This paper had its 15 minutes of fame (or infamy) a few weeks back. It’s quite the piece of work, claiming as it does to have made a high precision measurement of the mass of a W particle. The authors (there appear to be more authors than sentences in the paper) fail to explain, of course, how it is possible to measure the mass of a particle that has never been observed.
No explanation is necessary, of course, if you are a member of the peculiar cult of mathematicism that believes modern mathematical models determine the nature of physical reality. If you are of the more realistic opinion that physical reality should determine the nature of our mathematical models you will be considered hopelessly naive by the cult and quite possibly a crackpot. That the cult of mathematicism has made an incoherent and absurd mess of theoretical physics is as factually undeniable as it is flamboyantly denied.

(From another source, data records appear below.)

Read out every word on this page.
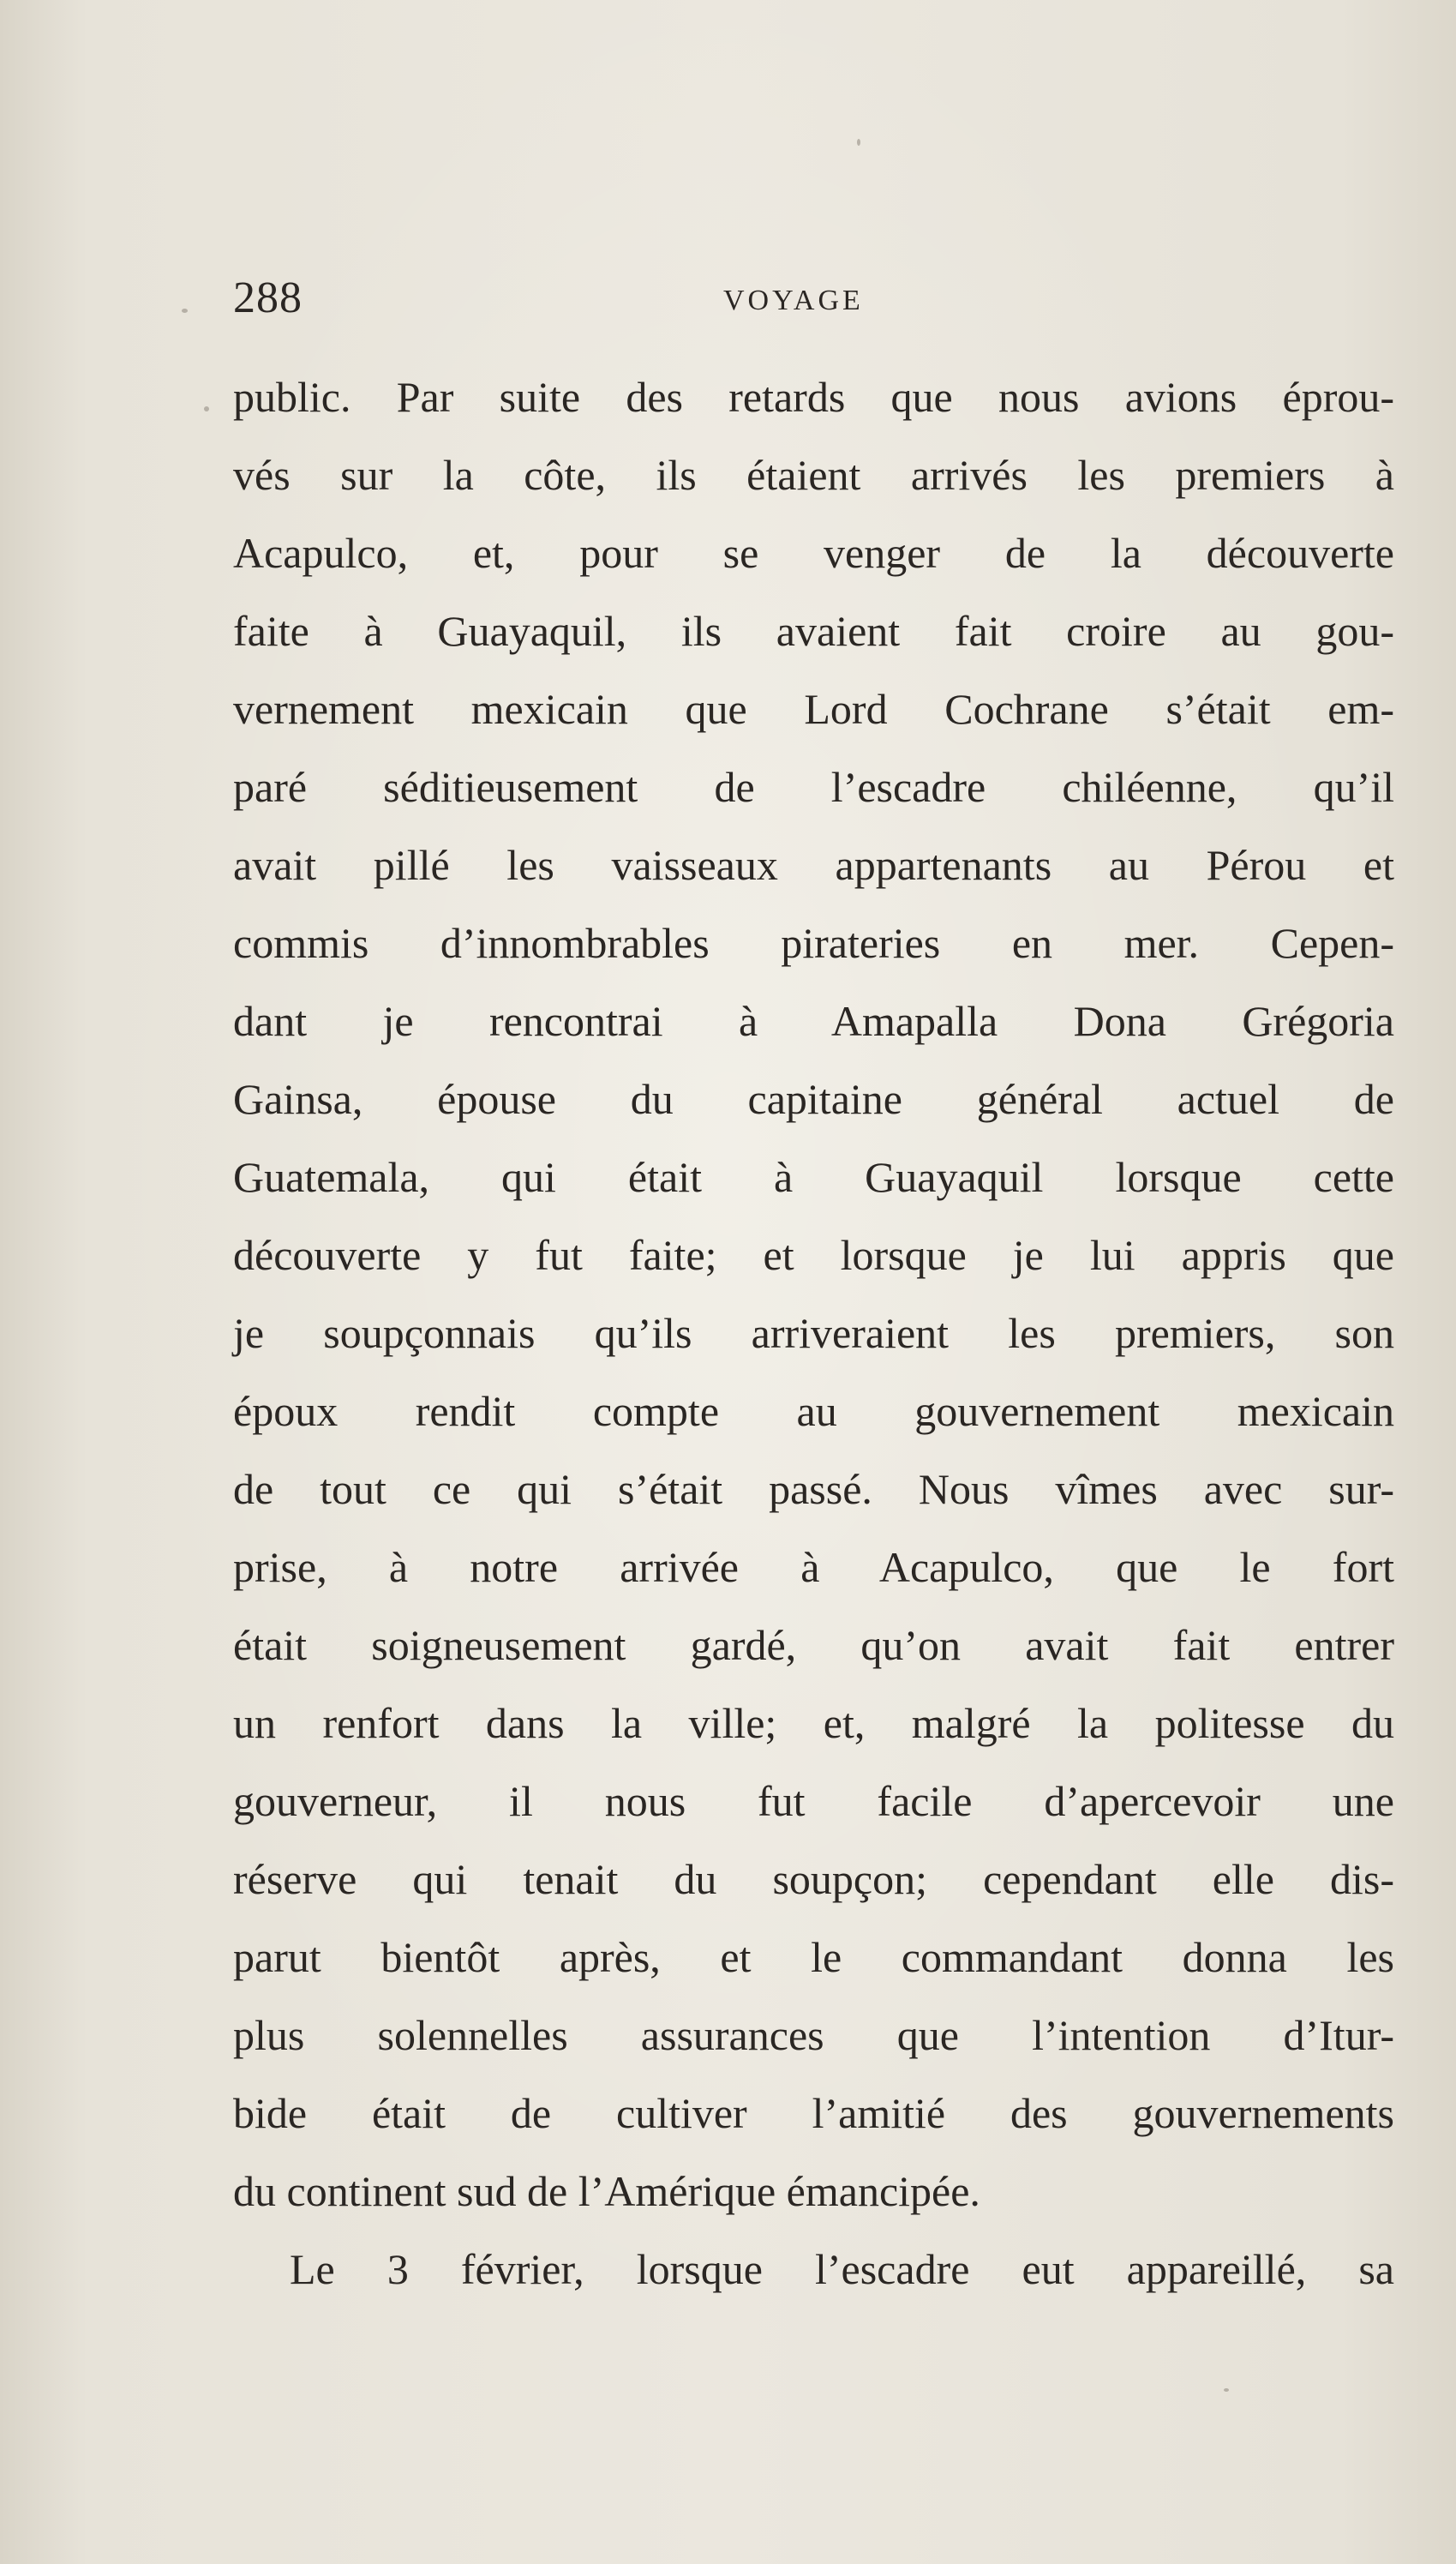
288	VOYAGE
public. Par suite des retards que nous avions éprou-
vés sur la côte, ils étaient arrivés les premiers à
Acapulco, et, pour se venger de la découverte
faite à Guayaquil, ils avaient fait croire au gou-
vernement mexicain que Lord Cochrane s’était em-
paré séditieusement de l’escadre chiléenne, qu’il
avait pillé les vaisseaux appartenants au Pérou et
commis d’innombrables pirateries en mer. Cepen-
dant je rencontrai à Amapalla Dona Grégoria
Gainsa, épouse du capitaine général actuel de
Guatemala, qui était à Guayaquil lorsque cette
découverte y fut faite; et lorsque je lui appris que
je soupçonnais qu’ils arriveraient les premiers, son
époux rendit compte au gouvernement mexicain
de tout ce qui s’était passé. Nous vîmes avec sur-
prise, à notre arrivée à Acapulco, que le fort
était soigneusement gardé, qu’on avait fait entrer
un renfort dans la ville; et, malgré la politesse du
gouverneur, il nous fut facile d’apercevoir une
réserve qui tenait du soupçon; cependant elle dis-
parut bientôt après, et le commandant donna les
plus solennelles assurances que l’intention d’Itur-
bide était de cultiver l’amitié des gouvernements
du continent sud de l’Amérique émancipée.
Le 3 février, lorsque l’escadre eut appareillé, sa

For the record, there has never been a direct detection of a W particle. According to the standard model of particle physics (SM) the half-life of the W boson is 3×10-25s, a time increment so small as to render the W particle’s existence (in physical reality) indistinguishable from its non-existence. In the fantasy realm of the mathematicist this is not a problem; the W particle exists in the model and therefore it must exist in physical reality even if it is undetectable.

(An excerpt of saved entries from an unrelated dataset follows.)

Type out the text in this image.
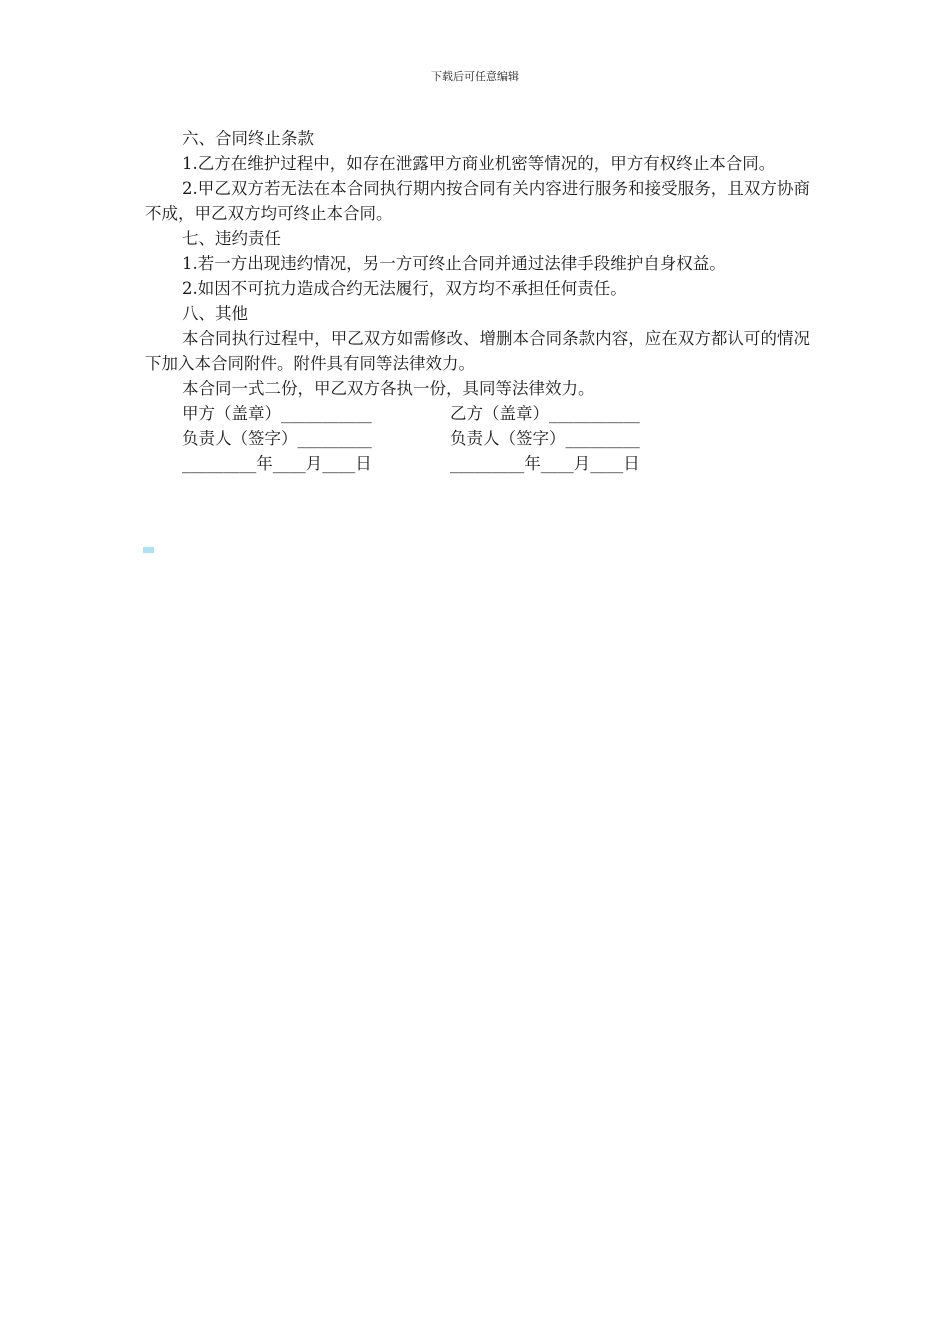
下载后可任意编辑

六、合同终止条款

1.乙方在维护过程中，如存在泄露甲方商业机密等情况的，甲方有权终止本合同。

2.甲乙双方若无法在本合同执行期内按合同有关内容进行服务和接受服务，且双方协商不成，甲乙双方均可终止本合同。

七、违约责任

1.若一方出现违约情况，另一方可终止合同并通过法律手段维护自身权益。

2.如因不可抗力造成合约无法履行，双方均不承担任何责任。

八、其他

本合同执行过程中，甲乙双方如需修改、增删本合同条款内容，应在双方都认可的情况下加入本合同附件。附件具有同等法律效力。

本合同一式二份，甲乙双方各执一份，具同等法律效力。

甲方（盖章）___________	乙方（盖章）___________
负责人（签字）_________	负责人（签字）_________
_________年____月____日	_________年____月____日
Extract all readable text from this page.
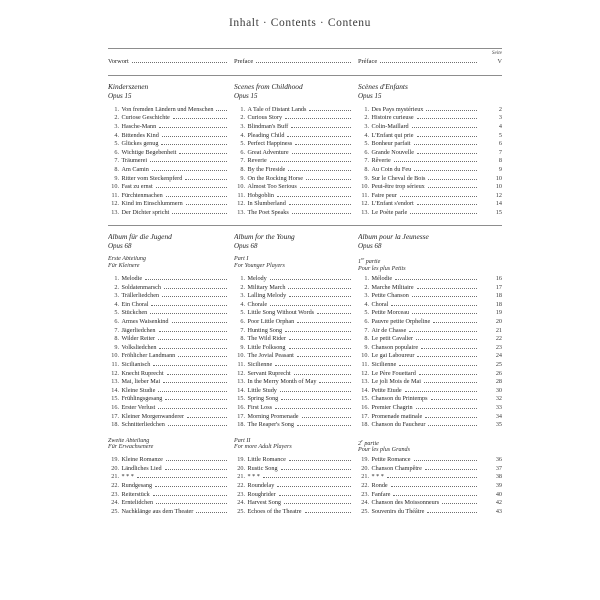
Inhalt · Contents · Contenu
Seite
Vorwort	Preface	Préface	V
Kinderszenen
Opus 15
Scenes from Childhood
Opus 15
Scènes d'Enfants
Opus 15
1. Von fremden Ländern und Menschen	1. A Tale of Distant Lands	1. Des Pays mystérieux	2
2. Curiose Geschichte	2. Curious Story	2. Histoire curieuse	3
3. Hasche-Mann	3. Blindman's Buff	3. Colin-Maillard	4
4. Bittendes Kind	4. Pleading Child	4. L'Enfant qui prie	5
5. Glückes genug	5. Perfect Happiness	5. Bonheur parfait	6
6. Wichtige Begebenheit	6. Great Adventure	6. Grande Nouvelle	7
7. Träumerei	7. Reverie	7. Rêverie	8
8. Am Camin	8. By the Fireside	8. Au Coin du Feu	9
9. Ritter vom Steckenpferd	9. On the Rocking Horse	9. Sur le Cheval de Bois	10
10. Fast zu ernst	10. Almost Too Serious	10. Peut-être trop sérieux	10
11. Fürchtenmachen	11. Hobgoblin	11. Faire peur	12
12. Kind im Einschlummern	12. In Slumberland	12. L'Enfant s'endort	14
13. Der Dichter spricht	13. The Poet Speaks	13. Le Poète parle	15
Album für die Jugend
Opus 68
Album for the Young
Opus 68
Album pour la Jeunesse
Opus 68
Erste Abteilung
Für Kleinere
Part I
For Younger Players
1re partie
Pour les plus Petits
1. Melodie	1. Melody	1. Mélodie	16
2. Soldatenmarsch	2. Military March	2. Marche Militaire	17
3. Trällerliedchen	3. Lalling Melody	3. Petite Chanson	18
4. Ein Choral	4. Chorale	4. Choral	18
5. Stückchen	5. Little Song Without Words	5. Petite Morceau	19
6. Armes Waisenkind	6. Poor Little Orphan	6. Pauvre petite Orpheline	20
7. Jägerliedchen	7. Hunting Song	7. Air de Chasse	21
8. Wilder Reiter	8. The Wild Rider	8. Le petit Cavalier	22
9. Volksliedchen	9. Little Folksong	9. Chanson populaire	23
10. Fröhlicher Landmann	10. The Jovial Peasant	10. Le gai Laboureur	24
11. Sicilianisch	11. Sicilienne	11. Sicilienne	25
12. Knecht Ruprecht	12. Servant Ruprecht	12. Le Père Fouettard	26
13. Mai, lieber Mai	13. In the Merry Month of May	13. Le joli Mois de Mai	28
14. Kleine Studie	14. Little Study	14. Petite Etude	30
15. Frühlingsgesang	15. Spring Song	15. Chanson du Printemps	32
16. Erster Verlust	16. First Loss	16. Premier Chagrin	33
17. Kleiner Morgenwanderer	17. Morning Promenade	17. Promenade matinale	34
18. Schnitterliedchen	18. The Reaper's Song	18. Chanson du Faucheur	35
Zweite Abteilung
Für Erwachsenere
Part II
For more Adult Players
2e partie
Pour les plus Grands
19. Kleine Romanze	19. Little Romance	19. Petite Romance	36
20. Ländliches Lied	20. Rustic Song	20. Chanson Champêtre	37
21. * * *	21. * * *	21. * * *	38
22. Rundgesang	22. Roundelay	22. Ronde	39
23. Reiterstück	23. Roughrider	23. Fanfare	40
24. Erntelidchen	24. Harvest Song	24. Chanson des Moissonneurs	42
25. Nachklänge aus dem Theater	25. Echoes of the Theatre	25. Souvenirs du Théâtre	43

So how then can the authors claim to have made a high precision measurement of an invisible particle? The claim is hyperbole; no high precision measurement of a nonexistent W boson has been made. What has transpired is simply a lot of data massaging of pre-exiting results of collider experiments run between 2002-2011 in which the actual observations of quotidian particles like electrons and muons are treated as by-products of the decay of the unobservable W within the context of the SM that assumes the W’s existence.

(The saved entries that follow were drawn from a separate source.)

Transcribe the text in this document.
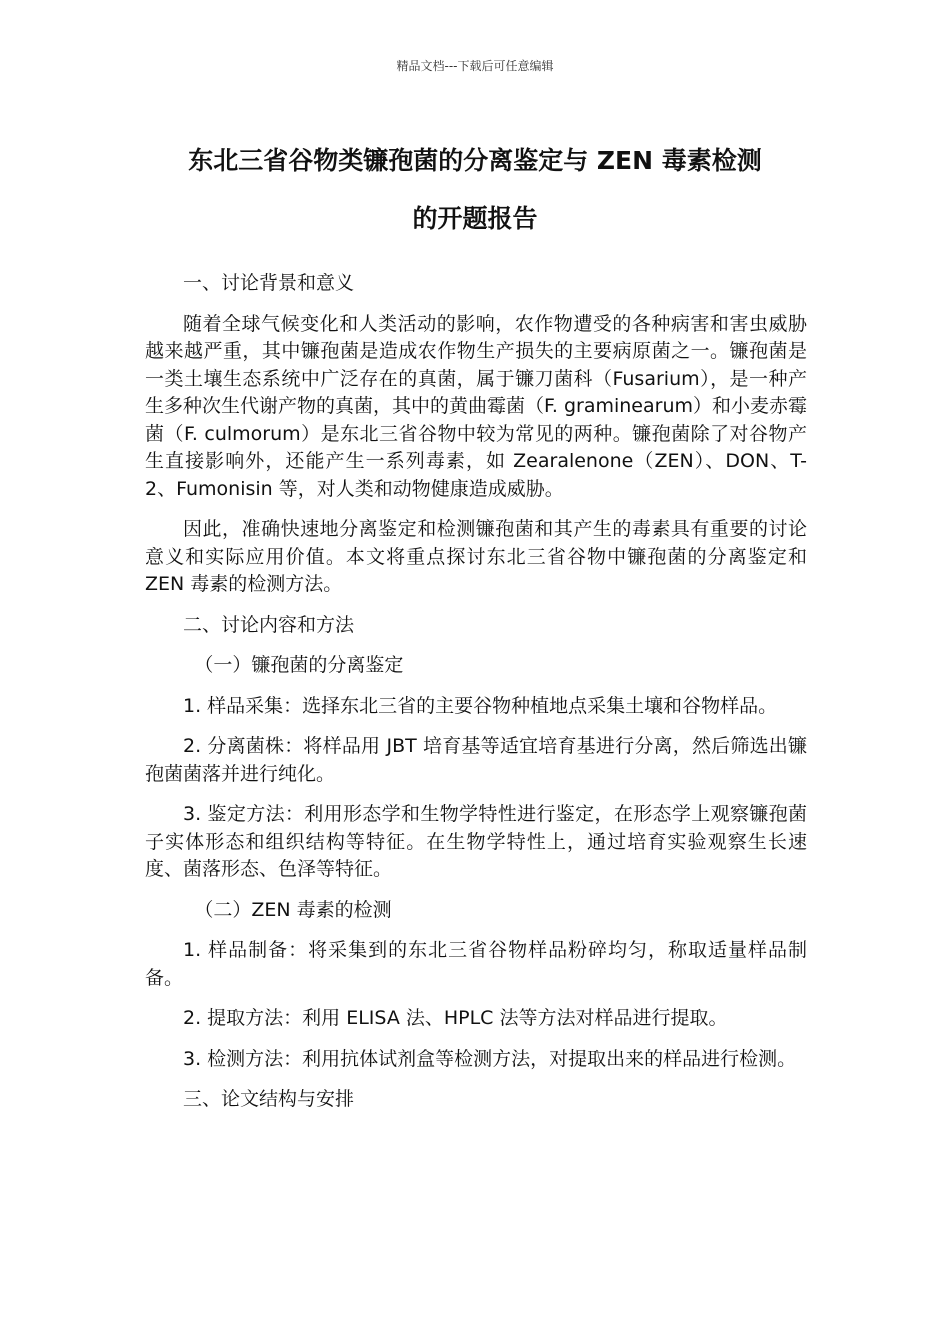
精品文档---下载后可任意编辑
东北三省谷物类镰孢菌的分离鉴定与 ZEN 毒素检测
的开题报告

一、讨论背景和意义

随着全球气候变化和人类活动的影响，农作物遭受的各种病害和害虫威胁越来越严重，其中镰孢菌是造成农作物生产损失的主要病原菌之一。镰孢菌是一类土壤生态系统中广泛存在的真菌，属于镰刀菌科（Fusarium），是一种产生多种次生代谢产物的真菌，其中的黄曲霉菌（F. graminearum）和小麦赤霉菌（F. culmorum）是东北三省谷物中较为常见的两种。镰孢菌除了对谷物产生直接影响外，还能产生一系列毒素，如 Zearalenone（ZEN）、DON、T-2、Fumonisin 等，对人类和动物健康造成威胁。

因此，准确快速地分离鉴定和检测镰孢菌和其产生的毒素具有重要的讨论意义和实际应用价值。本文将重点探讨东北三省谷物中镰孢菌的分离鉴定和 ZEN 毒素的检测方法。

二、讨论内容和方法

（一）镰孢菌的分离鉴定

1. 样品采集：选择东北三省的主要谷物种植地点采集土壤和谷物样品。

2. 分离菌株：将样品用 JBT 培育基等适宜培育基进行分离，然后筛选出镰孢菌菌落并进行纯化。

3. 鉴定方法：利用形态学和生物学特性进行鉴定，在形态学上观察镰孢菌子实体形态和组织结构等特征。在生物学特性上，通过培育实验观察生长速度、菌落形态、色泽等特征。

（二）ZEN 毒素的检测

1. 样品制备：将采集到的东北三省谷物样品粉碎均匀，称取适量样品制备。

2. 提取方法：利用 ELISA 法、HPLC 法等方法对样品进行提取。

3. 检测方法：利用抗体试剂盒等检测方法，对提取出来的样品进行检测。

三、论文结构与安排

If you wade through the paper’s turgid account of all the data massaging that went into this bogus claim of a precision measurement you will encounter a single sentence that gives the game away:
The W boson mass is inferred from the kinematic distributions of the decay leptons.
And that is the bottom line here, a W boson mass inferred from the observation of electrons and muons (leptons) in the context of a model that assumes (against the evidence) the W boson’s existence, is not in any meaningful, scientific sense a high precision measurement. The claim that it is is simply, in the technical sense, high order bullshit.